Quantum simulators are special purpose quantum computers designed to examine problems that are impossible to test with classical computers. They can be used to simulate problems in atomic physics, condensed matter physics, cosmology, high energy physics, nuclear physics and quantum chemistry, among other topics. In condensed matter physics, the simulators are composed of particles and a lattice structure containing the particles. This thesis considers the use of exciton-polaritons as particles and surface acoustic waves to form the lattice potential. Exciton-polaritons are quasiparticles formed by the coherent mixture of photons and excitons in a semiconductor, with properties that are a combination of both components. Lattices of exciton-polaritons can be made by controlling the potential landscape for either the excitons or the photons. This thesis covers two main topics: Surface acoustic waves are mechanical waves that propagate along the surface of a material. They can be simply generated via the inverse piezoelectric effect with interdigital transducers (IDTs) and can be designed to operate at frequencies, from several MHz to several GHz. They modulate the bandgap of the underlying material through the strain field that they carry, which can be used to trap excitons. The formation of potential landscapes for exciton-polaritons with surface acoustic waves has been demonstrated by another group, although their lattices were limited in scope. 1) I designed IDT layouts used to produce lattices that have not been previously demonstrated with surface acoustic waves.
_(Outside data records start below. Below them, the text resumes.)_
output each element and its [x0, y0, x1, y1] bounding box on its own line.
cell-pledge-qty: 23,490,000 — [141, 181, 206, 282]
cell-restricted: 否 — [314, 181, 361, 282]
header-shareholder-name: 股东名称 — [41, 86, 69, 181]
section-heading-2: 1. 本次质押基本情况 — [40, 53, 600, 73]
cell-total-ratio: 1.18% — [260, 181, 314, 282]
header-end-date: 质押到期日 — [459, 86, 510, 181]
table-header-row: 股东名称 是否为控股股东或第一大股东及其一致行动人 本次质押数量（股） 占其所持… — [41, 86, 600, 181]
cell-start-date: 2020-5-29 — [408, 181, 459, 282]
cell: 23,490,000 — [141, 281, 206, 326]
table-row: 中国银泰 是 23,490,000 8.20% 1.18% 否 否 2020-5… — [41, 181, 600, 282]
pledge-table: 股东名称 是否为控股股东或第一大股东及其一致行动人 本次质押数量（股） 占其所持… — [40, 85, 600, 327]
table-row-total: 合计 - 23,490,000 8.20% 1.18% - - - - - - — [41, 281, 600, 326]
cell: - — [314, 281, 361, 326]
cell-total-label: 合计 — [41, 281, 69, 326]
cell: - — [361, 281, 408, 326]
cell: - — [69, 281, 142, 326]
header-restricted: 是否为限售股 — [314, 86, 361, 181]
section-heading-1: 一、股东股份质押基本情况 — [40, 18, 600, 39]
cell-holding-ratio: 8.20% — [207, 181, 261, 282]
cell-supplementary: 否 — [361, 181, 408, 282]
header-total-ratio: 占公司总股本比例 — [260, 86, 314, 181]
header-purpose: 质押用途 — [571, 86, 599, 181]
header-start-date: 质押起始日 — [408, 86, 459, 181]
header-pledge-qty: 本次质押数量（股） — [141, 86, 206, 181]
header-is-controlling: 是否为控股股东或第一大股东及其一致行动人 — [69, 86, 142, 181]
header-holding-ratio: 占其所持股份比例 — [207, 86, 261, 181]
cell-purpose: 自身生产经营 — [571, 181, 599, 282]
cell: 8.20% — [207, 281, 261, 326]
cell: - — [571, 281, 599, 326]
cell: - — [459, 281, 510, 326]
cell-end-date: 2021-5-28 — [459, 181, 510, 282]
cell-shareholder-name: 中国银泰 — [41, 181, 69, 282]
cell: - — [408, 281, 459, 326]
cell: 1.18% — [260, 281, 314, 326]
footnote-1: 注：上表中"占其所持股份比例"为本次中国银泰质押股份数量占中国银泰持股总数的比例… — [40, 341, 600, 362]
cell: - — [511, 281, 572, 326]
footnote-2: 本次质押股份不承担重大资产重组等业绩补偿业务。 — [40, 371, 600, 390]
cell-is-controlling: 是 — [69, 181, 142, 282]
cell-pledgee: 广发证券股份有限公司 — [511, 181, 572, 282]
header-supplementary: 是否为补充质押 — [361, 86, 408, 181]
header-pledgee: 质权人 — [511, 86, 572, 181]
Numerical calculations were used to verify the validity of the design. Several pieces of test equipment both for the electrical and optical measurements were designed and built. 2) The designed devices were fabricated using both electron-beam and optical lithography and the quality of the resulting IDTs was quantified by S-parameter measurements. Observation of the lattices formed by the designed devices and the next steps required in implementing a quantum simulator are discussed.